Anada Tiega, Secrétaire général de la Convention internationale de Ramsar

Au service des zones humides

 

Espaces naturels n°32 - octobre 2010

L'entretien

 

 

 

 

 

Tout de go, qu’est-ce qui vous inquiète le plus vis-à-vis de la conservation des zones humides ?
Prioritairement ? Les industries extractives. Les gens ont besoin d’énergie et les compagnies vont la chercher là où elle se trouve. Quitte à prendre des risques écologiques extrêmes.
Voyez ce qui arrive aux États-Unis et imaginez la même chose en Afrique où les populations vivent de la pêche. La dégradation serait irréversible.
Les industries extractives sont très puissantes : beaucoup d’argent, beaucoup d’influence… Ni les dirigeants politiques ni les utilisateurs n’auraient assez de poids pour faire face aux compagnies qui agiraient comme bon leur semble. Aussi, pour réussir, nous devons œuvrer avec elles et non contre elles.
Nous travaillons donc pour affiner des partenariats avec le privé. Mais nous y allons prudemment, dans le respect de principes arrêtés en 2008, lors de 10e conférence des parties.

Quel est l’atout maître ?
Nous appréhendons l’action en faveur des zones humides dans le cadre du bassin hydrologique.
Cette vision plus large permet de prendre en compte tous les intérêts
et toutes les activités liées à ces zones. Elle permet également de procéder à une approche internationale. Prenons le cas de l’Okavango au Botswana (Afrique méridionale). Ce site est dans un désert. L’eau arrive principalement d’Angola. Elle traverse aussi la Namibie. Deux pays qui ont de très grands besoins d’eau.
Si l’on veut gérer correctement l’Okavango, il faut comprendre le contexte social et international.
Et il y a beaucoup d’intérêts…
Regardons la pêche par exemple. Qu’allez-vous privilégier ? La pêche de subsistance pratiquée par des populations pauvres ? La pêche commerciale ? La pêche sportive pratiquée par des touristes ? Conserver le milieu peut aboutir à prendre des décisions visant à empêcher la pêche de subsistance. C’est tentant : le tourisme est producteur de richesse.
Pourtant cette solution n’est pas « durable ». Oublier les populations autochtones, c’est créer une tension telle qu’à un moment donné les gens n’auront plus rien à perdre.
Gérer les zones humides, c’est donc un long processus qui inclut les questions sociales, économiques, culturelles et même politiques.
Pour l’Okavango, notre démarche pour un plan de gestion date de 2003.
Pour éviter l’hégémonie d’un pays sur un autre pour s’approprier l’eau, une commission internationale des trois pays est chargée de gérer l’ensemble du bassin. Ramsar est là pour appuyer.
C’est parce que nous considérons la zone humide dans son contexte qu’il est possible de faire valoir ses valeurs aux yeux de différents intérêts afin que ceux-ci convergent vers la conservation et l’utilisation durable.

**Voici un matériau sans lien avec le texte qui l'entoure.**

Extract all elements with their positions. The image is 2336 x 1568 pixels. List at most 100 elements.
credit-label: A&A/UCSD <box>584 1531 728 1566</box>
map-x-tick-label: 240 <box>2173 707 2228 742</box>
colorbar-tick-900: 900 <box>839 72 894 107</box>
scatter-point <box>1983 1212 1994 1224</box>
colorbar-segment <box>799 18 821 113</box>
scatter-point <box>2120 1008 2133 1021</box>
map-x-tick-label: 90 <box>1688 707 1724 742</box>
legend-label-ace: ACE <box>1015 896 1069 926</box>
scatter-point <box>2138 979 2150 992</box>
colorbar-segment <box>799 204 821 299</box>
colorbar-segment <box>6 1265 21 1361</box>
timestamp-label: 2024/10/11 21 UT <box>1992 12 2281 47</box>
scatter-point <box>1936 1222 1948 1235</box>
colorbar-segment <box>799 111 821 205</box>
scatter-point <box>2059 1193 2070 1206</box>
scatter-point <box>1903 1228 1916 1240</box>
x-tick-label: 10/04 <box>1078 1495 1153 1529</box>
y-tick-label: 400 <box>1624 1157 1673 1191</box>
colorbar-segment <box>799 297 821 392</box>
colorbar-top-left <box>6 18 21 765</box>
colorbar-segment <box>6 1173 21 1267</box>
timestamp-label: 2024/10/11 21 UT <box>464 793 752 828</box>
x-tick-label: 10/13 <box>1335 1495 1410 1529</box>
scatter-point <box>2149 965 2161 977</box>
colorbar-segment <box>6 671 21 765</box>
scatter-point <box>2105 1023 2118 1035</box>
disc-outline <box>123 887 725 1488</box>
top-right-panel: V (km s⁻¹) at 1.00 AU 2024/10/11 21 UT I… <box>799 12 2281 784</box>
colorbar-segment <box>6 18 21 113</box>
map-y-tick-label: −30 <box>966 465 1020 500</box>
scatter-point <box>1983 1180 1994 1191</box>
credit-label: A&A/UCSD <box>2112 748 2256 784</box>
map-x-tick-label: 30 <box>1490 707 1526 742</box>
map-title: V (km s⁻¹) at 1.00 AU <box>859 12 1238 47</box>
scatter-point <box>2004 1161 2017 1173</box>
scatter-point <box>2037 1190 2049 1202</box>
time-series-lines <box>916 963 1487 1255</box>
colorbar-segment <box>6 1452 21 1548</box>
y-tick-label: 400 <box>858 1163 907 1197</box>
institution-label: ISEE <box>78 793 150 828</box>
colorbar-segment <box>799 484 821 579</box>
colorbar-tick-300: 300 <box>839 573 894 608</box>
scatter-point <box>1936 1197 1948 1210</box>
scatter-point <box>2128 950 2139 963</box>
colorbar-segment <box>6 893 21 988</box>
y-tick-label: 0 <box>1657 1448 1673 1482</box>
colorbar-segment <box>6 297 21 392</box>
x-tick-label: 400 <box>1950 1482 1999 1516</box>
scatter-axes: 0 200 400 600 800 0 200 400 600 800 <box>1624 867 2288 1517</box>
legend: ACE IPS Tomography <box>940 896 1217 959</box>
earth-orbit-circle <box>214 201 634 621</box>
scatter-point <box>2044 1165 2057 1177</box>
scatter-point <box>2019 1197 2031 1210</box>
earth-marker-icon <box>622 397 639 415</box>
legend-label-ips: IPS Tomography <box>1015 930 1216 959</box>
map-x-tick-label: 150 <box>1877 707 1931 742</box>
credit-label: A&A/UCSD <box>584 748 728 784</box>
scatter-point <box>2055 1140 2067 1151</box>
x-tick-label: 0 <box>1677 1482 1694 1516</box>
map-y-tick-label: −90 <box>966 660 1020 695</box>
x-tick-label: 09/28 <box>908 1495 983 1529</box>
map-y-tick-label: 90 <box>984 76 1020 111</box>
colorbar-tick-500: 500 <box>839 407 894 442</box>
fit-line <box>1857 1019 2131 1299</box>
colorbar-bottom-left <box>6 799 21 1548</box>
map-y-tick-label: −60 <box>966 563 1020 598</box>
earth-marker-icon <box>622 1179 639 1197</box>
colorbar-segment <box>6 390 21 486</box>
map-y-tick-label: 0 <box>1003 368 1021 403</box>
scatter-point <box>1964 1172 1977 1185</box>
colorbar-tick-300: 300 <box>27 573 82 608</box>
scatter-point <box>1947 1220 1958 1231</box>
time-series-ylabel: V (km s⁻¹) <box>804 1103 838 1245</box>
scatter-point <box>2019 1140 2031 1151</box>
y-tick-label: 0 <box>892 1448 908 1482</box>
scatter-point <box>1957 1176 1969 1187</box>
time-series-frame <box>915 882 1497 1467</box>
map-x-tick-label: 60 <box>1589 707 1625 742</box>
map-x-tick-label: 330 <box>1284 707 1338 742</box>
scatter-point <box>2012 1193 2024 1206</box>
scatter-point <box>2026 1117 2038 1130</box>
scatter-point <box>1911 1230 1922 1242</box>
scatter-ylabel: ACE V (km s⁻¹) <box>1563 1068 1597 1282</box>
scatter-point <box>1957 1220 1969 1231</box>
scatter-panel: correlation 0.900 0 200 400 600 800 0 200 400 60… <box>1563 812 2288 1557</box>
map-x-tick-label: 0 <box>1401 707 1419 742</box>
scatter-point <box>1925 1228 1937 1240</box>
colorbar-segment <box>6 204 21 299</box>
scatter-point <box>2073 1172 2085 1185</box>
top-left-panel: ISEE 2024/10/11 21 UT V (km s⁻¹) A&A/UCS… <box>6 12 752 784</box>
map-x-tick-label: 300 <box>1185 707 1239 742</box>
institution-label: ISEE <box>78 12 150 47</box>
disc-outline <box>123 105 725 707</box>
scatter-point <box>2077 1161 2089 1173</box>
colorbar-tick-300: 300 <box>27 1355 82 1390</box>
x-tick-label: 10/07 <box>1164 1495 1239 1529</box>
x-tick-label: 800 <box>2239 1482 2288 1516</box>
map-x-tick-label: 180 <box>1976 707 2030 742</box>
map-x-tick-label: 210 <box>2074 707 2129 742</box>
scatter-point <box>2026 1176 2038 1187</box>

Pourquoi mettre toute cette énergie au service de ce seul écosystème ?
Parce qu’il est tranversal. Je vous expliquais sa dimension internationale et le fait qu’il touche aux intérêts des différents acteurs économiques. Mais les zones humides sont aussi présentes en forêt, en montagne, dans les savanes, les déserts… Elles font partie de l’équilibre d’autres écosystèmes. Autrement dit, gérer efficacement les zones humides suppose de gérer avec ceux qui s’occupent d’autres écosystèmes.
Par ailleurs, ces zones touchent à des problématiques sociales, sanitaires, économiques, ou encore de sécurité alimentaire.
Il faut 1 000 litres d’eau pour produire un litre de lait ou 14 000 litres pour un kilo de viande. On comprend bien que traiter de l’eau, c’est traiter d’un élément vital.

Une raison d’espérer ?
Il fut un temps où les gens pensaient qu’il fallait faire disparaître les zones humides. Aujourd’hui, leur valeur est reconnue. Je vois, j’entends, que les populations comprennent qu’elles ne peuvent subsister sans zones humides saines et productives.